That’s right: LIVERPOOL. Am I biased? Maybe. But that doesn’t mean I’m wrong. From our buildings to our people; from our views to our culture… our city is a shifting outpost of resilience.
As a Merseyside bird who studies down south, I’m familiar with the jokes about wearing shell suits and being a thief, as well as being asked repeatedly to say ‘chicken’. But, you know what? The joke’s on those who allow their views of Liverpool to be dominated by these stereotypes. Living in Scouseland is BOSS. Here’s why:
As I said, stereotypes will have you believe that we’re all shell suit wearing thieves who prance around everywhere, wearing a pair of Reebok classics, a Burberry cap and sporting a fag in your gob. We aren’t all John Barnes circa-1988…
Seriously though, Liverpool is filled with the funniest and friendliest people you will ever meet. It’s the kind of place you meet your new best friend in Slaters toilets, philosophise with your taxi driver about why you’re emotionally unavailable and where you say hello with a cheeky head nod to people you don’t even know. Maybe you won’t understand anything we can say at first, but I promise you’ll love us.
Instagrammers, hold on to your knickers. Everywhere you go in this wonderful city, there’s not a light it doesn’t look good in; both old and modern architecture. The Three Graces are the Royal Liver Building, the Cunard Building and Port of Liverpool building which have been said to have a kaleidoscope style effect.
But, let’s not forget the Anglican Cathedral – which is actually one of the largest in Europe – and the modern Metropolitan Cathedral of Christ the King, which was completed in 1967 and holds the nickname ‘Paddy’s Wigwam’. Sick, right? Well, we’ve got one to spare… St Luke’s (aka the bombed out church) at the top of Bold Street serves as a testament to those who died in The Blitz.
Oh by the way, our architecture gives us the ability to double as many global cities like Chicago, New York and Moscow. Films like Harry Potter and the Deathly Hallows, Captain America and Sherlock Holmes have all included scenes filmed on location in the city.

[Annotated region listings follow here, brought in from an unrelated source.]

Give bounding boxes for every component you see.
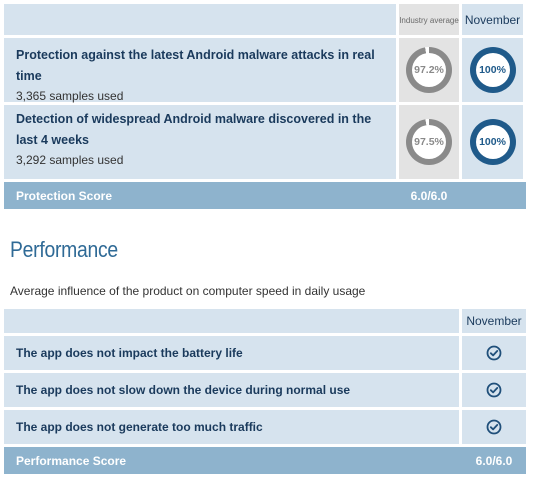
industry-gauge: 97.5% [406, 119, 452, 165]
performance-score-row: Performance Score 6.0/6.0 [4, 447, 526, 474]
industry-gauge: 97.2% [406, 47, 452, 93]
industry-gauge-value: 97.5% [414, 136, 444, 148]
check-circle-icon [486, 345, 502, 361]
protection-header-spacer [4, 4, 396, 35]
performance-score-value: 6.0/6.0 [475, 453, 513, 468]
test-samples: 3,365 samples used [16, 89, 124, 103]
performance-score-label: Performance Score [16, 453, 127, 468]
performance-header-spacer [4, 309, 459, 333]
performance-description: Average influence of the product on comp… [10, 284, 366, 298]
month-gauge: 100% [469, 119, 516, 165]
month-header: November [462, 4, 523, 35]
performance-header-row: November [4, 309, 526, 333]
protection-header-row: Industry average November [4, 4, 526, 35]
result-cell [462, 336, 526, 370]
check-circle-icon [486, 419, 502, 435]
check-circle-icon [486, 382, 502, 398]
industry-average-header: Industry average [399, 4, 459, 35]
month-header: November [462, 309, 526, 333]
month-gauge: 100% [469, 47, 516, 93]
protection-table: Industry average November Protection aga… [4, 4, 526, 209]
test-title: The app does not slow down the device du… [4, 373, 459, 407]
month-gauge-cell: 100% [462, 38, 523, 102]
performance-table: November The app does not impact the bat… [4, 309, 526, 474]
protection-score-label: Protection Score [16, 188, 113, 203]
industry-gauge-value: 97.2% [414, 64, 444, 76]
protection-score-value: 6.0/6.0 [410, 188, 448, 203]
industry-gauge-cell: 97.5% [399, 105, 459, 179]
result-cell [462, 410, 526, 444]
test-description: Detection of widespread Android malware … [4, 105, 396, 179]
month-gauge-value: 100% [479, 64, 506, 76]
industry-gauge-cell: 97.2% [399, 38, 459, 102]
result-cell [462, 373, 526, 407]
test-description: Protection against the latest Android ma… [4, 38, 396, 103]
test-title: Detection of widespread Android malware … [16, 112, 372, 147]
test-title: The app does not generate too much traff… [4, 410, 459, 444]
protection-test-row: Protection against the latest Android ma… [4, 38, 526, 103]
month-gauge-value: 100% [479, 136, 506, 148]
protection-test-row: Detection of widespread Android malware … [4, 105, 526, 179]
test-title: The app does not impact the battery life [4, 336, 459, 370]
test-samples: 3,292 samples used [16, 153, 124, 167]
test-title: Protection against the latest Android ma… [16, 48, 375, 83]
performance-test-row: The app does not slow down the device du… [4, 373, 526, 407]
performance-test-row: The app does not impact the battery life [4, 336, 526, 370]
performance-heading: Performance [10, 237, 118, 262]
month-gauge-cell: 100% [462, 105, 523, 179]
performance-test-row: The app does not generate too much traff… [4, 410, 526, 444]
protection-score-row: Protection Score 6.0/6.0 [4, 182, 526, 209]
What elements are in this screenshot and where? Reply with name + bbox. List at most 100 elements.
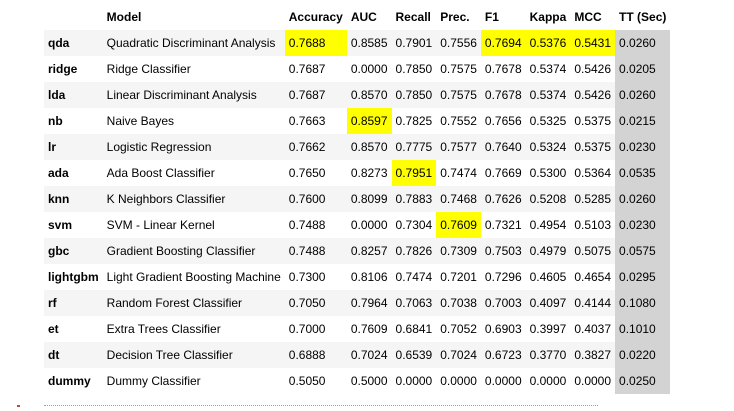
model-name-cell: Linear Discriminant Analysis bbox=[102, 82, 285, 108]
auc-cell: 0.8570 bbox=[346, 134, 392, 160]
f1-cell: 0.6723 bbox=[480, 342, 526, 368]
f1-cell: 0.7640 bbox=[480, 134, 526, 160]
row-index: rf bbox=[44, 290, 103, 316]
header-f1: F1 bbox=[484, 10, 499, 24]
mcc-cell: 0.5103 bbox=[570, 212, 616, 238]
accuracy-cell: 0.7687 bbox=[284, 82, 347, 108]
precision-cell: 0.7309 bbox=[436, 238, 481, 264]
mcc-cell: 0.5375 bbox=[570, 108, 616, 134]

There’s always something going on in the city. LightNight, Liverpool Sound City, Africa Oye, Liverpool International Music Festival, Liverpool Food & Drink Festival and more. In 2008 there was a visit from a 50ft mechanical spider and in 2012 two giant marionettes and their giant dog walked through the streets. The most revent spectacular was in the summer of 2014 as a commemoration of the First World War.
Well, I think it’s pretty safe to say that as the European Capital of Culture in 2008, Liverpool can make some pretty big claims in terms of its contribution to global culture. Everybody knows about the Beatles, however, the city has offered so much more. We have turned a bombed-out church into a concert venue, and we literally have a night dedicated to wandering around and looking at various light installations throughout the city.
Various museums, the LGBT quarter and various ethnic quarters make the city a safe space for those who consider themselves minorities. But you aren’t gay, lesbian, black, Chinese or Indian… you’re Scouse.
George Harrison described Scousers as ‘the kind of people who go out on a Monday evening and couldn’t care less about a Tuesday morning.’ I mean, it’s true. We have plenty of places to either celebrate or drown our sorrows. Whether you go to Woodys or Baa Bars, you’re guaranteed a good night.
Step one: go to Concert Square.
Step two: thank me.
TWO BOSS TEAMS IN ONE BOSS CITY
As the great Bill Shankly once said (may his BEAUTIFUL soul rest in peace) ‘we have the best two teams on Merseyside. Liverpool and Liverpool Reserves’. HA, TOFFEES. Nah, but in all seriousness, both Liverpool and Everton are both teams that enjoy their fair share of European football. If you want to experience football anywhere, you want to experience it on Merseyside. It’s a feeling like no other.